En San Ildefonso están los de más antigua data, de los cuales, como es sabido, hay secciones en el Patio Grande que el pintor eliminó cuando regresó a la Escuela Nacional Preparatoria en 1926, preservando sólo algunas partes. Ver los dibujos de los que fueron eliminados (conocidos mediante fotografías de Tina Modotti y de los diagramas de Jean Charlot) es ocasión que raras veces se presenta.

Orozco no es pintor fácil ni consolador y además es desigual, pero a la vez resulta posible afirmar que la nutrida selección es de primera línea y entrega sus visiones, aunque se extrañe la presencia de algunas predilectas pinturas de caballete que el curador en jefe: Miguel Cervantes, asistido por un equipo, no se vio en posibilidad de obtener en préstamo, cosa de la que no hay que lamentarse dado que, por ejemplo, la serie de Los teules –integrada con las obras realizadas para sus exhibiciones en El Colegio Nacional, del que fue fundador en 1946, se encuentra bien representada.

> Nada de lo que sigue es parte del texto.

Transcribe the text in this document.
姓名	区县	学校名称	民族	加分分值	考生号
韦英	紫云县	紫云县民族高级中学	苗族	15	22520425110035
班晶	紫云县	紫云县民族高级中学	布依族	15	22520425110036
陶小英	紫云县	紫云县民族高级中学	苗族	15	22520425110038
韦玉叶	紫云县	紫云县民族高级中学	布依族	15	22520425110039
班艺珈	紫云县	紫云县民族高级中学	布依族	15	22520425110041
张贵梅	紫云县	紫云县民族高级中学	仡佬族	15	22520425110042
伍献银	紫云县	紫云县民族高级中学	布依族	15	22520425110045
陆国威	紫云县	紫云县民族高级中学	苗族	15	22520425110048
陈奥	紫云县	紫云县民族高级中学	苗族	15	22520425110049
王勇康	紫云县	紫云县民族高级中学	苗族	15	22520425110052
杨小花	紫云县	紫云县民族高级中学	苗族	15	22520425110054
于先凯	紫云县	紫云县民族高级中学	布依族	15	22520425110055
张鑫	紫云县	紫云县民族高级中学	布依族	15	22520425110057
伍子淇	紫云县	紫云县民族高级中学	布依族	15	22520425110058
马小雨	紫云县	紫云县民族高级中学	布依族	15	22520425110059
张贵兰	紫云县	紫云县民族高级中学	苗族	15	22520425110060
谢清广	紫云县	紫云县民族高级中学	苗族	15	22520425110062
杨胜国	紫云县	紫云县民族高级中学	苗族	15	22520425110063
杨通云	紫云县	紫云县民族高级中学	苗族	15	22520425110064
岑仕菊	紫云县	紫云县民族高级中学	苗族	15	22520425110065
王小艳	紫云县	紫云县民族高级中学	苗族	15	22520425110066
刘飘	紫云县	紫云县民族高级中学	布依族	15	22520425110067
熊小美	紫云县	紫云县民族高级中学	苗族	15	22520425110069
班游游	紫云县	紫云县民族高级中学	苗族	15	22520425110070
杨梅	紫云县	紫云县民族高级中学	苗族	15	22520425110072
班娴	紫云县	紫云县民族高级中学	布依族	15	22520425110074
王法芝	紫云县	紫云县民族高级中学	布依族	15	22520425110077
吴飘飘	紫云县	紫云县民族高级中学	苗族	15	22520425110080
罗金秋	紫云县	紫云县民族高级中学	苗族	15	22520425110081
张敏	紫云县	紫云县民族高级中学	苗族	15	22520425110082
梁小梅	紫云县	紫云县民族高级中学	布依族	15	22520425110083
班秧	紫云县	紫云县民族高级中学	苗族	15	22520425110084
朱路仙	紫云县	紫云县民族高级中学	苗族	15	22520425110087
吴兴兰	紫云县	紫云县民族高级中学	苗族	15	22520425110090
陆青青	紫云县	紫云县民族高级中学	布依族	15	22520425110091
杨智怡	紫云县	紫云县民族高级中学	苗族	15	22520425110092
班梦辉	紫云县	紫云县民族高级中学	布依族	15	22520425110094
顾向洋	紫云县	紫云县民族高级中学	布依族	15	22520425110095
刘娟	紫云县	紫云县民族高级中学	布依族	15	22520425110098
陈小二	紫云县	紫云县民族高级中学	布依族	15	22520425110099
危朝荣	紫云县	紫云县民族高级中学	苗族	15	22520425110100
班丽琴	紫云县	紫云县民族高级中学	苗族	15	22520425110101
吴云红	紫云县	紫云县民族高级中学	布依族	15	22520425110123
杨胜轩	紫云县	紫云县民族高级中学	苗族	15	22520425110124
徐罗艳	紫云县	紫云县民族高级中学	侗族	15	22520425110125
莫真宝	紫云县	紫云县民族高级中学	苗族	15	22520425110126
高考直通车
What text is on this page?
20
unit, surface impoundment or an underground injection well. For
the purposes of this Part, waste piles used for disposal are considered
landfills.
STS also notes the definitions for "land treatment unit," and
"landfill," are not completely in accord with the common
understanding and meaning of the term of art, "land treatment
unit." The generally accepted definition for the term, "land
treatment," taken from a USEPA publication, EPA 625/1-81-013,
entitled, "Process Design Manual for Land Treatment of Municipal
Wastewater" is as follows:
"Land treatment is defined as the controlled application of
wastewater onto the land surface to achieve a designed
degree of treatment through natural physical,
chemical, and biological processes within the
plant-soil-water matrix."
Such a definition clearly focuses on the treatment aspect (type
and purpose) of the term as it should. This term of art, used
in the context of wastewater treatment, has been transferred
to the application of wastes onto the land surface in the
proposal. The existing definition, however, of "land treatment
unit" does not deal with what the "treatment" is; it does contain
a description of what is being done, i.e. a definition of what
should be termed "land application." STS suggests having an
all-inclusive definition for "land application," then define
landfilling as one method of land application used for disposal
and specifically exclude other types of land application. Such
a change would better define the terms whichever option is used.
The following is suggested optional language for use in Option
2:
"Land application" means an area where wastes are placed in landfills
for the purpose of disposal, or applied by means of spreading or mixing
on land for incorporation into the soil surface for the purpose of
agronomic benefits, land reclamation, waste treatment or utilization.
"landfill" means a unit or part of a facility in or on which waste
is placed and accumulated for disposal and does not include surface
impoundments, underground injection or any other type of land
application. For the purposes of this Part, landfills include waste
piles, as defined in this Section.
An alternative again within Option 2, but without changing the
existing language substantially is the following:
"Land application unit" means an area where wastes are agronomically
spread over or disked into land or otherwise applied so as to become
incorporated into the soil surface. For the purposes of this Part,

Una de las más altas enseñanzas y disfrutes que se obtienen está en los dibujos, no me refiero sólo a los que preparó para los murales, sino prácticamente a todos los que se exhiben, a partir de las caricaturas o cartoons y de la serie que en conjunto se denomina las casas de lágrimas: acuarelas, temples y dibujos a línea que están entre lo mejor que la primera mitad del siglo XX dio en materia de obra sobre papel, e igual el apartado de litografías. Los hay que pueden ser aterrorizantes en cuanto a mensaje, éstos y el grueso de los que se exhiben son obras maestras.

El recorrido en San Ildefonso se inicia con una espléndida serie de retratos, dos o tres de ellos pintados motu proprio, como el de su madre doña Rosa, de 1921, alarde de dominio académico y a la vez de perceptividad en cuanto al carácter de la modelo. Le sigue el de su esposa Margarita Valladares, de 1944, que quizá propositivamente dejó inacabado o el de su pequeña hija Lucrecia del mismo año.

Calibrar a Orozco retratista es tema para un volumen completo. Se admira una de las mejores obras del siglo XX mexicano dentro de este género, el retrato del obispo don Luis María Martínez, que en cuanto a factura en algo recuerda el retrato del cardenal Guevara de El Greco –ambas manos visibles, contacto de ojo bajo los lentes, expresión contundente–. Este retrato orozquiano ha sido muy reproducido, pero la fotografía, con toda la fidelidad que se quiera, no puede entregar la visión, no solo pictórica, sino también presencial, se diría, que provoca esta pintura e igual sucede con el retrato del aristócrata tapatío Enrique Corcuera y García Pimentel, planteado con suma elegancia, pero sin bonituras en 1947-48, diferente en cuanto a tónica del que le hizo al arquitecto Mario Pani, a quien representó sentado, sin hacer contacto de ojo con el espectador, sosteniendo cigarrillo en la mano izquierda. Está pintado en piroxilina, utilizada de modo muy diferente a las modalidades más texturadas implantadas por David Alfaro Siqueiros.

Se exhibe el retrato de doña Carmen Carrillo Gil, captada de perfil, como dama de sociedad, luciendo elegante atuendo de calle a la moda de los años 40, con rostro y uñas cuidadosamente maquillados. Es igualmente una semblanza precisa, pero a mí me resulta más fresco y grato el retrato de Celia Chávez de García Terrés, que no se exhibe.

Esta sección se acompaña de una serie de fotografías que le fueron tomadas a Orozco en diferentes momentos, excelentemente amplificadas y dispuestas en plafones.